Teaches at Harvestworks | Digital Media Arts Center
Andrea Parkins is a composer, sound artist and improvising electroacoustic performer who engages with interactive electronics as compositional/performative process, and explores strategies related to Fluxus’ ordered, ephemeral activities.
She is an integral participant of the New York sound art and experimental music communities, and known worldwide for her pioneering gestural/textural approach on her electronically-processed accordion and self-designed virtual sound-processing instrument. Described as a “sound-ist,” of “protean,” talent by music critic Steve Smith, Parkins’ laptop electronics and Fender-amped accordion create sonic fields of lush harmonics and sculpted electronic feedback, punctuated by moments of gap and rift.
Parkins’ compositions include multi-diffusion site-based installations featuring amplified objects, electroacoustic solo and ensemble pieces, electronic music pieces, and live scores/sound design for dance and film.
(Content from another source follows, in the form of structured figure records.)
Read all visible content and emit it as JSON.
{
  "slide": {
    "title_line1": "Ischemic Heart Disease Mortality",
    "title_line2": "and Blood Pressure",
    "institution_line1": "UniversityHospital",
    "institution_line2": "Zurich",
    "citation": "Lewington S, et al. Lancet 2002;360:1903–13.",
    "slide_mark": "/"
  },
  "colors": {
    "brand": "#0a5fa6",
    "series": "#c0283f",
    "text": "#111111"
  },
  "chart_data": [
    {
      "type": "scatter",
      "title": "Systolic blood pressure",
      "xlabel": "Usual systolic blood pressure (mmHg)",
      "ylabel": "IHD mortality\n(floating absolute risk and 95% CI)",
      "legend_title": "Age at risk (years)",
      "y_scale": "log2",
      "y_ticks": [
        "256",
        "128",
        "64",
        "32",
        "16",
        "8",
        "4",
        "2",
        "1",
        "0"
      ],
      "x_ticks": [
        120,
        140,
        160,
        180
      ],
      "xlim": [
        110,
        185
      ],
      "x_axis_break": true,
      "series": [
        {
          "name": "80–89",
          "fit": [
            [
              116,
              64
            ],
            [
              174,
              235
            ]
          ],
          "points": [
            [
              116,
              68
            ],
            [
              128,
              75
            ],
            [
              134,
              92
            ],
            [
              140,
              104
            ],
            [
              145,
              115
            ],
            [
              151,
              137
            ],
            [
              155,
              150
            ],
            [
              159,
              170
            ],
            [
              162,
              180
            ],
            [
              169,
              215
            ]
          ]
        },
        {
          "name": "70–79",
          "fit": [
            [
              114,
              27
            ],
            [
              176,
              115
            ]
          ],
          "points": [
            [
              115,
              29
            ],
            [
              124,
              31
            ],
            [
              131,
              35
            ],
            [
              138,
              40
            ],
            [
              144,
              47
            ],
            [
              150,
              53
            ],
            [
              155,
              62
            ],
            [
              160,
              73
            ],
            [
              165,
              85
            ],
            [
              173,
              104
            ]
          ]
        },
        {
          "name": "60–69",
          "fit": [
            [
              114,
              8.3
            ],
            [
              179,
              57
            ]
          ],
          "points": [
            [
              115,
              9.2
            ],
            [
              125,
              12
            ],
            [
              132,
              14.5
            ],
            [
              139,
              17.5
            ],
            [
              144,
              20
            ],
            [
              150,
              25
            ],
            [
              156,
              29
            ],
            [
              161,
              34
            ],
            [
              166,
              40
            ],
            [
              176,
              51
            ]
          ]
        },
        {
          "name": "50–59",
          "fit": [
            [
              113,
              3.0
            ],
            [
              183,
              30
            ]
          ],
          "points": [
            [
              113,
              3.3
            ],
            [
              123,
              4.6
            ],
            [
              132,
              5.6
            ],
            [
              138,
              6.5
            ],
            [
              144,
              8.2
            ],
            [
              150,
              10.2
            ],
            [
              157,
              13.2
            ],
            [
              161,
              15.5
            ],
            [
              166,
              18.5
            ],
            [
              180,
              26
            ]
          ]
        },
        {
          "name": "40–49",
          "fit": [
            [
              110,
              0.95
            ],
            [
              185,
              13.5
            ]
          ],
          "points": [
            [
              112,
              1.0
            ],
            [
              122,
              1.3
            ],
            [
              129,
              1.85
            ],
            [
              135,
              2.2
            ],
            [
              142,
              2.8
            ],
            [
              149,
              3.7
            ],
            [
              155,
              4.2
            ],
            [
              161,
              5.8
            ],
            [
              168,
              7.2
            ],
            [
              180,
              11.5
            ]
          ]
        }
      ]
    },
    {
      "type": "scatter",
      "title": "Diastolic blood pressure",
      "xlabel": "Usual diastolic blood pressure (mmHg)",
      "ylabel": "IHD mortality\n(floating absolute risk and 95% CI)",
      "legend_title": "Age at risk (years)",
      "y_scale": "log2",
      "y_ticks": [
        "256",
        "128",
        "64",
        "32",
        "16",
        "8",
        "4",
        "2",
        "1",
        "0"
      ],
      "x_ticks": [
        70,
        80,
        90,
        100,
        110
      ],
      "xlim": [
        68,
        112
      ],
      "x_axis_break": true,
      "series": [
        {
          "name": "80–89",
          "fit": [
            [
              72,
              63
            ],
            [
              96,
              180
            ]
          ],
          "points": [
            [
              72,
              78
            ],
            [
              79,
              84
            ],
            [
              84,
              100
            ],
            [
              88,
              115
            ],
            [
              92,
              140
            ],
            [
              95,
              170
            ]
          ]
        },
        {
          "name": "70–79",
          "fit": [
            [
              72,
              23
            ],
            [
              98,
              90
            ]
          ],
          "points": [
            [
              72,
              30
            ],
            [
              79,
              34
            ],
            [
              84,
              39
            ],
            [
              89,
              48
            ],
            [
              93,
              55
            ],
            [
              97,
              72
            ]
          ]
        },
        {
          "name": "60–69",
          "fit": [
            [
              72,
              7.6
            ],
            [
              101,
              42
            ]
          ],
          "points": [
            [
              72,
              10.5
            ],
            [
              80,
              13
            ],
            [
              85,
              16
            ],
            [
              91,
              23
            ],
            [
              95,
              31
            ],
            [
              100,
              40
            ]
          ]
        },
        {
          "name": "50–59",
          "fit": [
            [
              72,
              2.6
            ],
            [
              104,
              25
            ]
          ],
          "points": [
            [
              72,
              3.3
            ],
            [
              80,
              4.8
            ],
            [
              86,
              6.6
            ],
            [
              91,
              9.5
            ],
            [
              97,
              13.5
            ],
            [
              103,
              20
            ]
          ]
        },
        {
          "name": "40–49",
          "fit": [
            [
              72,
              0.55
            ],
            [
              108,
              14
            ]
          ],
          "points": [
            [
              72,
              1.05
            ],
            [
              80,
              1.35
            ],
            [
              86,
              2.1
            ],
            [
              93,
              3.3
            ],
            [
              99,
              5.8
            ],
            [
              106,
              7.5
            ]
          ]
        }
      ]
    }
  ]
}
Her work has been presented at the Whitney Museum of American Art, The Kitchen, Diapason, and Experimental Intermedia; and international festivals/venues including Mexico City’s 1st International Sound Art Festival, NEXT in Bratislava, Cyberfest in St. Petersberg, and Q-02 in Brussels. Parkins records and performs as a solo artist and has collaborated with sonic innovators such as Otomo Yoshihide, David Watson, John Butcher, and Nels Cline, among many others. On an ongoing basis, Parkins develops her primary performance project, a series of interactive audio/visual works inspired by Rube Goldberg’s circuitous machines.
Parkins’ recordings have been published by Important Records, Atavistic, and Creative Sources, and her work has received support from American Composers Forum, NYSCA, the French-American Cultural Exchange, Meet the Composer, Harvestworks Digital Media Arts Center, and Frei und Hanseastadt Hamburg Kulturbehoerde. Parkins is on faculty at Goddard College’s MFA in Interdisciplinary Arts program.